Kevin has been traveling a lot this year. If I add it all up it comes roughly to a month and an half of him being gone this year, so far.
Surprisingly, I am OK with this.
Just before Beckham turned one, Kevin started his Masters program demanding he be gone 3 nights a week. I tell you what, I was a MESS those two years. The nights he didn't come home until 10:30 pm would send me into panic mode for most of the day, but especially at night. I did get really in shape, however, because I would bundle the kids up in the morning and go for an hour walk and then again during the time the Daddy usually came home. I couldn't stand to be in the house knowing he wasn't going to come home right then.
But now, he is gone for a week and I can take the kids, all of them to the store or to get Snow cones without so much as breaking a sweat.
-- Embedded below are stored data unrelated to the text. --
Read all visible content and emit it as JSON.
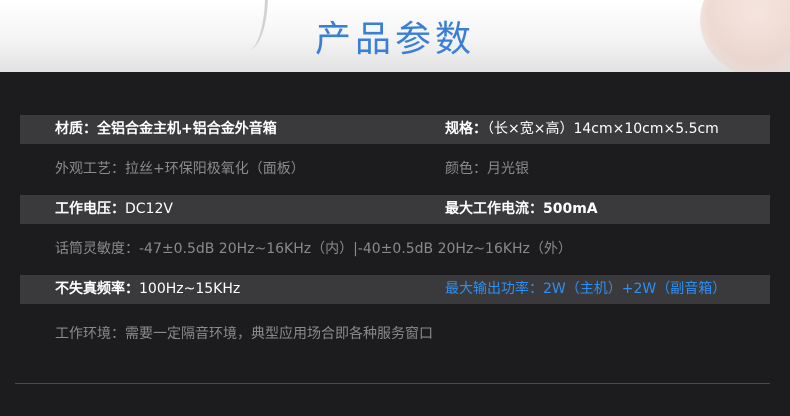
{
  "header": {
    "title": "产品参数"
  },
  "specs": [
    {
      "style": "dark",
      "left": {
        "label": "材质：",
        "value": "全铝合金主机+铝合金外音箱"
      },
      "right": {
        "label": "规格：",
        "value": "（长×宽×高）14cm×10cm×5.5cm"
      }
    },
    {
      "style": "plain",
      "left": {
        "label": "外观工艺：",
        "value": "拉丝+环保阳极氧化（面板）"
      },
      "right": {
        "label": "颜色：",
        "value": "月光银"
      }
    },
    {
      "style": "dark",
      "left": {
        "label": "工作电压：",
        "value": "DC12V"
      },
      "right": {
        "label": "最大工作电流：",
        "value": "500mA"
      }
    },
    {
      "style": "plain",
      "left": {
        "label": "话筒灵敏度：",
        "value": "-47±0.5dB 20Hz~16KHz（内）|-40±0.5dB 20Hz~16KHz（外）"
      }
    },
    {
      "style": "dark",
      "left": {
        "label": "不失真频率：",
        "value": "100Hz~15KHz"
      },
      "right": {
        "label": "最大输出功率：",
        "value": "2W（主机）+2W（副音箱）",
        "color": "#2f8ff0"
      }
    },
    {
      "style": "plain",
      "left": {
        "label": "工作环境：",
        "value": "需要一定隔音环境，典型应用场合即各种服务窗口"
      }
    }
  ]
}
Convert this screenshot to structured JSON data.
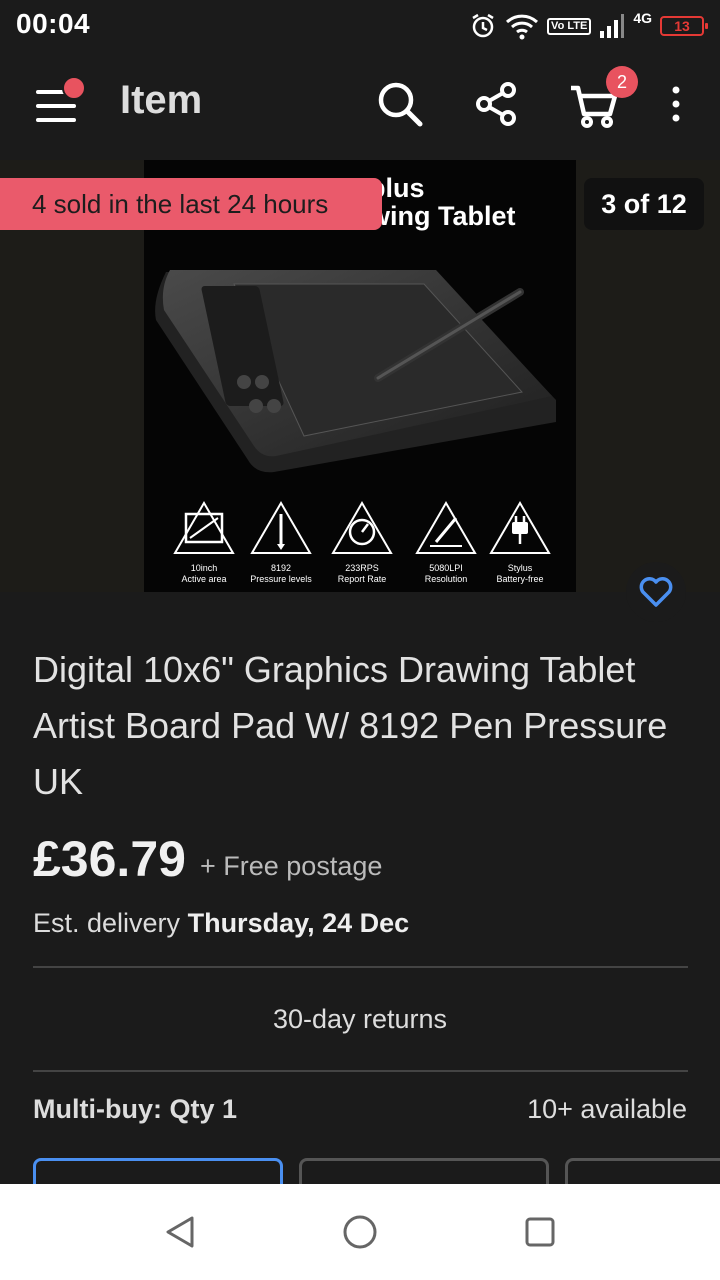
{
  "status_bar": {
    "time": "00:04",
    "lte": "Vo LTE",
    "network": "4G",
    "battery": "13"
  },
  "header": {
    "title": "Item",
    "cart_count": "2"
  },
  "gallery": {
    "sold_banner": "4 sold in the last 24 hours",
    "counter": "3 of 12",
    "image_title": "060plus\nDrawing Tablet",
    "features": [
      {
        "icon": "tablet-icon",
        "text": "10inch\nActive area"
      },
      {
        "icon": "pen-icon",
        "text": "8192\nPressure levels"
      },
      {
        "icon": "gauge-icon",
        "text": "233RPS\nReport Rate"
      },
      {
        "icon": "pen-nib-icon",
        "text": "5080LPI\nResolution"
      },
      {
        "icon": "plug-icon",
        "text": "Stylus\nBattery-free"
      }
    ]
  },
  "product": {
    "title": "Digital 10x6\" Graphics Drawing Tablet Artist Board Pad W/ 8192 Pen Pressure UK",
    "price": "£36.79",
    "postage": "+ Free postage",
    "delivery_label": "Est. delivery",
    "delivery_date": "Thursday, 24 Dec",
    "returns": "30-day returns",
    "multibuy": "Multi-buy: Qty 1",
    "available": "10+ available"
  },
  "colors": {
    "accent": "#e8535f",
    "link": "#4a8ff0",
    "background": "#1b1b1b"
  }
}
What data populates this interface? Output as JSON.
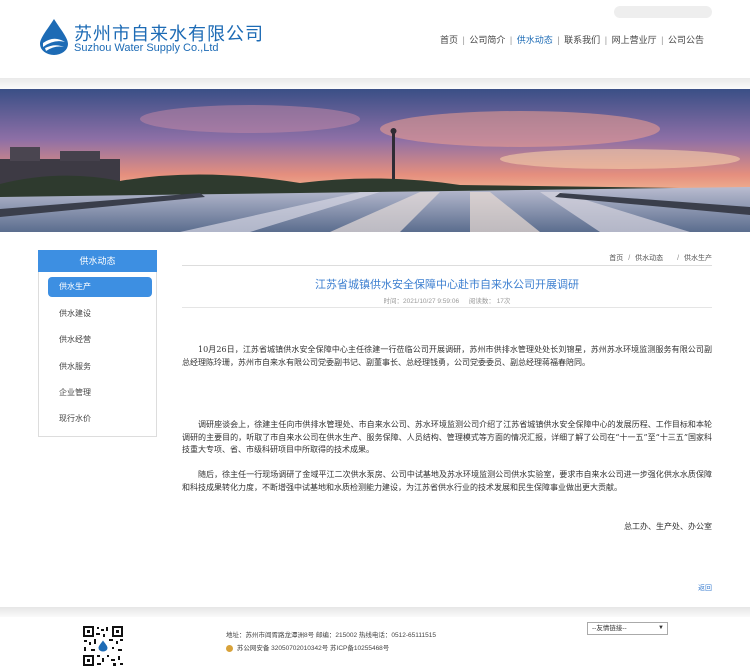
{
  "header": {
    "company_cn": "苏州市自来水有限公司",
    "company_en": "Suzhou Water Supply Co.,Ltd",
    "logo_icon": "water-drop-logo-icon"
  },
  "nav": {
    "items": [
      {
        "label": "首页"
      },
      {
        "label": "公司简介"
      },
      {
        "label": "供水动态",
        "active": true
      },
      {
        "label": "联系我们"
      },
      {
        "label": "网上营业厅"
      },
      {
        "label": "公司公告"
      }
    ],
    "separator": "|"
  },
  "sidebar": {
    "title": "供水动态",
    "items": [
      {
        "label": "供水生产",
        "active": true
      },
      {
        "label": "供水建设"
      },
      {
        "label": "供水经营"
      },
      {
        "label": "供水服务"
      },
      {
        "label": "企业管理"
      },
      {
        "label": "现行水价"
      }
    ]
  },
  "breadcrumb": {
    "home": "首页",
    "section": "供水动态",
    "current": "供水生产",
    "separator": "/"
  },
  "article": {
    "title": "江苏省城镇供水安全保障中心赴市自来水公司开展调研",
    "time_label": "时间：2021/10/27 9:59:06",
    "views_label": "阅读数：  17次",
    "paragraphs": [
      "10月26日，江苏省城镇供水安全保障中心主任徐建一行莅临公司开展调研，苏州市供排水管理处处长刘锦星，苏州苏水环境监测服务有限公司副总经理陈玲珊，苏州市自来水有限公司党委副书记、副董事长、总经理钱勇，公司党委委员、副总经理蒋福春陪同。",
      "调研座谈会上，徐建主任向市供排水管理处、市自来水公司、苏水环境监测公司介绍了江苏省城镇供水安全保障中心的发展历程、工作目标和本轮调研的主要目的，听取了市自来水公司在供水生产、服务保障、人员结构、管理模式等方面的情况汇报，详细了解了公司在“十一五”至“十三五”国家科技重大专项、省、市级科研项目中所取得的技术成果。",
      "随后，徐主任一行现场调研了金域平江二次供水泵房、公司中试基地及苏水环境监测公司供水实验室，要求市自来水公司进一步强化供水水质保障和科技成果转化力度，不断增强中试基地和水质检测能力建设，为江苏省供水行业的技术发展和民生保障事业做出更大贡献。"
    ],
    "signature": "总工办、生产处、办公室",
    "back_label": "返回"
  },
  "footer": {
    "address": "地址：苏州市阊胥路龙潭洲8号   邮编：215002   热线电话：0512-65111515",
    "police_record": "苏公网安备 32050702010342号",
    "icp": "苏ICP备10255468号",
    "links_select": "--友情链接--"
  },
  "colors": {
    "brand_blue": "#1d6bb5",
    "accent_blue": "#3d8fe2"
  }
}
Don't get me wrong, having him home is what I would choose, but I'm delighted to learn I don't fall apart anymore.
Something about having four kids really agrees with me. I am less stressed and have more Patience than I have with any other number of children. Weird, but true. I am more than content, I am joyful.
I am experiencing, and thankfully recognizing, that I now truly understand "feel the measure of your creation and find joy in your posterity"
Does that mean I never get frustrated, of course not. I'm sure I've blogged enough to prove it. But I am able to find the Joy easier and quicker.
Its good to be a mom. The best thing I've ever done with my life and I'm happy I know it!
7 comments:
Sounds like you've found the perfect number. :) Three works for me, if I can just survive the "terrible threes" two more times...
So funny how adding another kid changed your stress level for the better. It's always nice to have those moments when you really love doing what you're doing and enjoy the journey.
I think the key to conquering kid stress is to be comfortable in your own home and to be able to accept the fact that you may not leave or get anything done, and that, that's OKAY.
I haven't gotten there yet... guess I haven't reached my magic number yet. :)
Apparently I haven't hit my number of kids yet because Chad has been out of town a lot and I do ok but I am a little more stressed. Interesting I hope that if and when I have more kids that I am able to find this balance.
Side note I think you should write a book. You write really well.
It gives me JOY to read how you feel about being a mother, but I gotta tell ya, it only gets more joyful as you watch your children grow up and be happy and have children. Then your joy is doubled and tripled!
I'm jealous... :( ...and in awe of your optimism.
I hope five will do for me what four has done for you. I'll hold on to that shred of hope.
I'm so glad you recognize the joy in your life! I think we lose sight of what really makes us happy sometimes. So good for you!